The Asian monsoon is much older than we thought, which means it was going strongly when carbon dioxide levels were nearly four times higher than now. That suggests the torrential rain dumped on the Asian continent in summer by the weather system is only going to increase.

Scientists had thought the the monsoon – the biggest weather system in the world – had begun 22-25 million years ago as a result of the uplift of the Tibetan Plateau and the Himalaya Mountains. The new study, though, has found the system already existed 40 million years ago. 

The research by Licht and his colleagues shows the earlier start of the monsoon occurred at a time when atmospheric CO2 was three to four times greater than it is now. The monsoon then weakened 34 million years ago when atmospheric CO2 then decreased by 50 percent and an ice age occurred.
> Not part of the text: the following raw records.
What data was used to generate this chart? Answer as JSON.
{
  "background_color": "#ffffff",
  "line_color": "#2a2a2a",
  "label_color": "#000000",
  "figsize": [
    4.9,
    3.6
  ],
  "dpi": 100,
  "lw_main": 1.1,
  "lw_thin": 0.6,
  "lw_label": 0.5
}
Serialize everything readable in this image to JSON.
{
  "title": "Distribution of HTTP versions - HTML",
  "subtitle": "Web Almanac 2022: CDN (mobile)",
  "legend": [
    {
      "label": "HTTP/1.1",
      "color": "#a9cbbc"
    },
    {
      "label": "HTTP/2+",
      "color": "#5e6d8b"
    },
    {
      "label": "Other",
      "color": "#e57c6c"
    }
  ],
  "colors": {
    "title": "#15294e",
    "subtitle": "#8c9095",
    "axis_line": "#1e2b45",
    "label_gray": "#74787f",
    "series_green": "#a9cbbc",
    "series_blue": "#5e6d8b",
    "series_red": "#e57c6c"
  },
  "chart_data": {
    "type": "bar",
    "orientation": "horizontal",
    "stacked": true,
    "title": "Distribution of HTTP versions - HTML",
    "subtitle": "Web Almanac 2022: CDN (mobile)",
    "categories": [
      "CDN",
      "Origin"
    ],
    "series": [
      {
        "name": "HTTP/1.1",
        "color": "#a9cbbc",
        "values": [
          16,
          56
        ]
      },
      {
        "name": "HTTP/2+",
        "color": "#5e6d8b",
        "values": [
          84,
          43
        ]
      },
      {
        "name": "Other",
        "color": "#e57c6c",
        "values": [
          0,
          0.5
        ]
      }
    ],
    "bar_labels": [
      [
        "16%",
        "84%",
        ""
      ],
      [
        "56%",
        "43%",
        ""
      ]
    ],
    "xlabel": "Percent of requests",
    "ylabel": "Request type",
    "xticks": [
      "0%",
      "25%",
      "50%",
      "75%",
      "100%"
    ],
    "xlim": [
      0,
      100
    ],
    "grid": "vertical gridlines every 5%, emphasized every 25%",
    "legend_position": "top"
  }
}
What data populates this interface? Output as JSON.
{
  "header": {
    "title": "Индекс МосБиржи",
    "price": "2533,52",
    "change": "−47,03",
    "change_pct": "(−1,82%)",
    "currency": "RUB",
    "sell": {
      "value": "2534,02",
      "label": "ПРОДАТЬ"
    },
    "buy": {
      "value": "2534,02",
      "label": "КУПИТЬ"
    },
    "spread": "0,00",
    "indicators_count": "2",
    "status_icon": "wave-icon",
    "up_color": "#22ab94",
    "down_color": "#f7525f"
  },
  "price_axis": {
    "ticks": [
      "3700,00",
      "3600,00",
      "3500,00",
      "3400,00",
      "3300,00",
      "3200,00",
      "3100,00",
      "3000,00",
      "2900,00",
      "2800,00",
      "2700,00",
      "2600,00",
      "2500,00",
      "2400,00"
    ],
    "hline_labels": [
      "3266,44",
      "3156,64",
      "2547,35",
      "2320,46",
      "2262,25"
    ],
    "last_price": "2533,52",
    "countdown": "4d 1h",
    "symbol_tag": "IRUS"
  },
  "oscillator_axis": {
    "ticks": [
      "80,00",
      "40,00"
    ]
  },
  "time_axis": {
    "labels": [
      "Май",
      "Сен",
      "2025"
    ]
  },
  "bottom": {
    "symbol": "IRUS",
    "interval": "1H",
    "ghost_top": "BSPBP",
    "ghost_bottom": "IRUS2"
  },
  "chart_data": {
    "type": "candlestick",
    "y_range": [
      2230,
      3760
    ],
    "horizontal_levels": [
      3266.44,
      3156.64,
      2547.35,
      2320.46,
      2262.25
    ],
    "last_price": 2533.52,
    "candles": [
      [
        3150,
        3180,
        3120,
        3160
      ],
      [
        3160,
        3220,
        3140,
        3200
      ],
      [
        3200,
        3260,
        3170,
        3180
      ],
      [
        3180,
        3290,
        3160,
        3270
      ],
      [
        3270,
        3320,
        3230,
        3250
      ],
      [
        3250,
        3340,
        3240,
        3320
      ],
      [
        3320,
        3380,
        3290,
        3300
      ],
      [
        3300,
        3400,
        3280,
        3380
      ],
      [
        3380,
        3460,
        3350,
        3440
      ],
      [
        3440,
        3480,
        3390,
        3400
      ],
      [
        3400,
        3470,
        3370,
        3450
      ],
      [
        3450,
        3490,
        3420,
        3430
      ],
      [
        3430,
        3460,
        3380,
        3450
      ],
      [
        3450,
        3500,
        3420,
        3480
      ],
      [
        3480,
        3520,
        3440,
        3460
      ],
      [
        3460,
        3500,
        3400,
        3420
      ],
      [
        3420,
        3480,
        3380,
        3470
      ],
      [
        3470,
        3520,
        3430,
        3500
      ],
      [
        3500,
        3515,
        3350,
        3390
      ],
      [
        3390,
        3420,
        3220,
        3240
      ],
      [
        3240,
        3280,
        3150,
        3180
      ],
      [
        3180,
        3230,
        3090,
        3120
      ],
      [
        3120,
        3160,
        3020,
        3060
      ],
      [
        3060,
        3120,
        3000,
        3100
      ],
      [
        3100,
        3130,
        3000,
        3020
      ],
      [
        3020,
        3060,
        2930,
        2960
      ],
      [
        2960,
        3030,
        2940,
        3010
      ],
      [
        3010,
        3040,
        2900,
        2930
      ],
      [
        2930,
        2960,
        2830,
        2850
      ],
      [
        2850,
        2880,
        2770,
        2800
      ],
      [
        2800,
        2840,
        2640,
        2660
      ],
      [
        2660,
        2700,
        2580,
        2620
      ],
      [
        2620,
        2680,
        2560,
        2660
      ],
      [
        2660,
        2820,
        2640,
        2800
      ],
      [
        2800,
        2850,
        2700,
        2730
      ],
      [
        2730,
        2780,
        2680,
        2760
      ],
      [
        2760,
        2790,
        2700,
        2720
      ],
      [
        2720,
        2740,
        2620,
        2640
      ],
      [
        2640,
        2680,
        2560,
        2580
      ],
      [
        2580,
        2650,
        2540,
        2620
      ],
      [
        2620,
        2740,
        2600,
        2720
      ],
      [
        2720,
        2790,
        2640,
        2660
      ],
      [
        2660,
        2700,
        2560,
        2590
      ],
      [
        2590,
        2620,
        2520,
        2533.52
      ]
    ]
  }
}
Lead author Alexis Licht, now a research associate in the University of Arizona department of geosciences, said the study is the first to show the rise of the monsoon is as much a result of global climate as it is a result of topography.

The team’s paper was published in Nature at the weekend.

Licht didn’t set out to study the origin of the monsoon.

His research, when at the University of Poitiers, was focused on understanding the environments early primates inhabited. He chose a study site in Burma because the area was rich in fossils of some of the earliest ancestors of modern monkeys and apes.

To learn about the past environment, Licht analysed 40-million-year-old freshwater snail shells and teeth of mammals to see what types of oxygen they contained. The ratio of two different forms of oxygen, oxygen-18 and oxygen-16, shows whether the animal lived in a relatively wet climate or an arid one – a seasonal pattern very much like the current monsoon, with dry winters and very rainy summers.

“The early primates of Myanmar lived under intense seasonal stress – aridity and then monsoons,” he said. “That was completely unexpected.”

Licht will now go on to investigate how increases of atmospheric carbon dioxide affected the monsoon’s behaviour 40 million years ago.

“The response of the monsoon … could provide interesting analogs to the ongoing global warming,” he said.